Violência e um poema inspiram um grande sucesso do Marillion
Se há uma coisa que fãs de música gostam de fazer é achar músicas ideais para épocas do ano. No Natal, especialmente na Inglaterra, temos as onipresentes “Merry Christmas (War Is Over)” de John Lennon e “Merry Christmas Everybody” do Slade. Quem gosta de ser sarcástico prefere “No Presents For Christmas” (King Diamond) ou “Mistress For Christmas” (AC/DC).
Porém, não há quase nenhum registro no cancioneiro do rock de músicas que tratem da Páscoa. A única que sempre lembro e gosto de escutar enquanto degusto uns chocolates é “Easter”, do Marillion.
A faixa é um dos grandes destaques do álbum “Seasons End”, lançado em 1989 e primeiro com o vocalista Steve Hogarth, que substituiu Fish e é, inclusive, o autor da música. Além do solo e as melodias vocais serem lindas, a letra descreve o que parece ser uma cidade no campo. Referências claras à Páscoa, não há nenhuma. Nunca pensei que essa letra tivesse um significado mais profundo, até que uma rápida pesquisa na internet revelou exatamente o contrário.
O título “Easter” se refere ao poema “Easter 1916”, de W.B. Yeats (William Butler Yeats, irlandês, 13/06/1865 – 28/01/1939), que fala sobre a revolta conhecida como “Easter Rising”, ocorrida a 24 de abril de 1916. O dia era uma segunda-feira após a Páscoa, feriado em alguns países. O motivo do levante foi a vontade de republicanos irlandeses em tornar o país independente da Inglaterra. Apesar de os britânicos estarem envolvidos com a primeira Guerra mundial, os revoltosos foram presos e executados como traidores da coroa, mas acenderam o estopim para a independência, que viria em 1919 com a proclamação da República da Irlanda, ou Eire.
O poema é dividido em quatro partes, mas como aqui o mais importante é a música do Marillion, a mais interessante é a última. Nela, Yeats cita o nome de alguns dos revolucionários que morreram na luta. Na letra música não há essa citação, mas o último verso da segunda estrofe antes do refrão (“Where Mary Donoon’s boy fell”) usa um personagem fictício (o filho de Mary Donoon; a mãe com um nome feminino tipicamente irlandês), que morre nas paisagens descritas no início da faixa, numa clara referência aos soldados mortos na guerra.
Em uma declaração ao site de sua banda antes de entrar no Marillion, The Europeans, Steve Hogarth contou que a letra foi inspirada pelo poema, mas tenta ser uma “carta de amor ao povo da Irlanda.” E explicou que nos anos 80, a Irlanda do Norte ainda estava às voltas com muita violência. “Quando fui fazer uma turnê lá com o Europeans estava com medo de morrer.
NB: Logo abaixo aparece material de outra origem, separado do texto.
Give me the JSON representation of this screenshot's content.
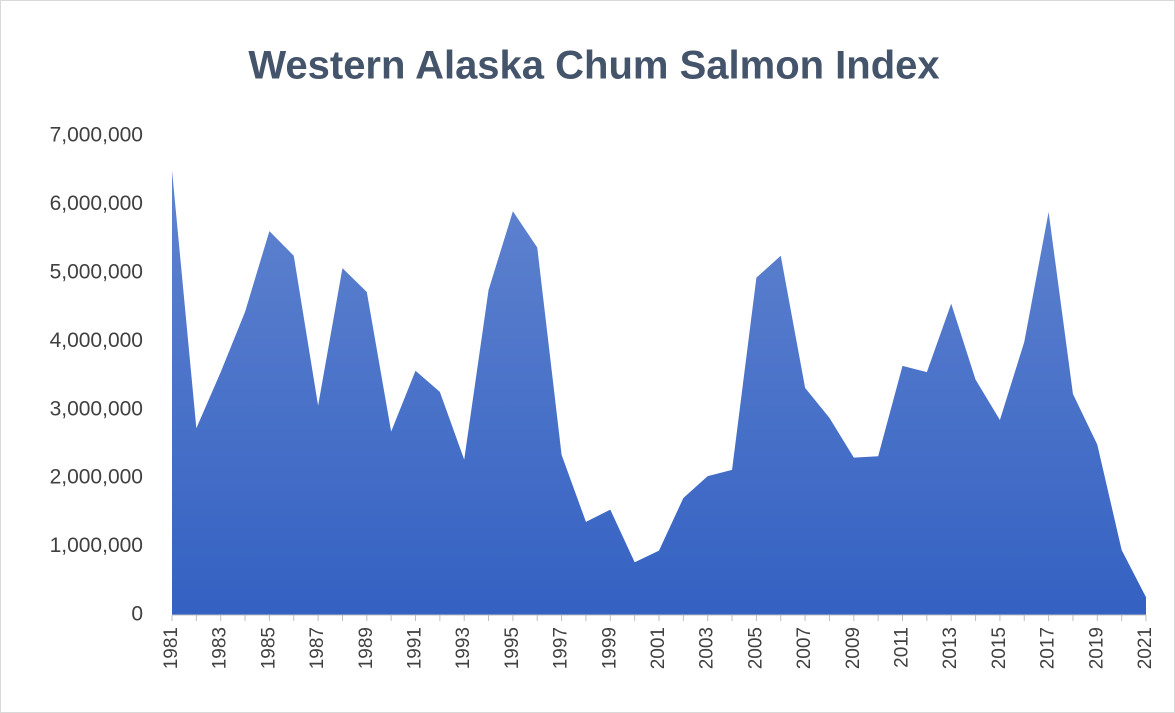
{
  "chart_data": {
    "type": "area",
    "title": "Western Alaska Chum Salmon Index",
    "categories": [
      "1981",
      null,
      "1983",
      null,
      "1985",
      null,
      "1987",
      null,
      "1989",
      null,
      "1991",
      null,
      "1993",
      null,
      "1995",
      null,
      "1997",
      null,
      "1999",
      null,
      "2001",
      null,
      "2003",
      null,
      "2005",
      null,
      "2007",
      null,
      "2009",
      null,
      "2011",
      null,
      "2013",
      null,
      "2015",
      null,
      "2017",
      null,
      "2019",
      null,
      "2021"
    ],
    "values": [
      6500000,
      2730000,
      3550000,
      4430000,
      5610000,
      5250000,
      3060000,
      5070000,
      4720000,
      2680000,
      3570000,
      3260000,
      2270000,
      4750000,
      5900000,
      5370000,
      2340000,
      1360000,
      1540000,
      770000,
      940000,
      1710000,
      2030000,
      2120000,
      4930000,
      5250000,
      3320000,
      2880000,
      2300000,
      2320000,
      3640000,
      3550000,
      4550000,
      3440000,
      2850000,
      3990000,
      5890000,
      3230000,
      2490000,
      950000,
      260000
    ],
    "color": "#3461c2",
    "ylim": [
      0,
      7000000
    ],
    "yticks": [
      0,
      {
        "value": 1000000,
        "label": "1,000,000"
      },
      {
        "value": 2000000,
        "label": "2,000,000"
      },
      {
        "value": 3000000,
        "label": "3,000,000"
      },
      {
        "value": 4000000,
        "label": "4,000,000"
      },
      {
        "value": 5000000,
        "label": "5,000,000"
      },
      {
        "value": 6000000,
        "label": "6,000,000"
      },
      {
        "value": 7000000,
        "label": "7,000,000"
      }
    ],
    "grid": false
  }
}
Mas a população, em geral, foi muito gentil conosco e eu adorei Belfast (capital da Irlanda do Norte). Assim, a música nasceu como um consolo às pessoas comuns que passam por essas situações”, declarou.
A música e o solo se tornaram clássicos na carreira do Marillion. Como curiosidade, no vídeo “Five Years in a LIVEtime”, do Dream Theater, há uma jam muito legal no clube londrino Ronnie Scott’s, em que a banda toca “Easter” com Steve Rothery (guitarra) e Steve Hogarth nos vocais e piano.
Boa Páscoa a todos, ao som de “Easter”!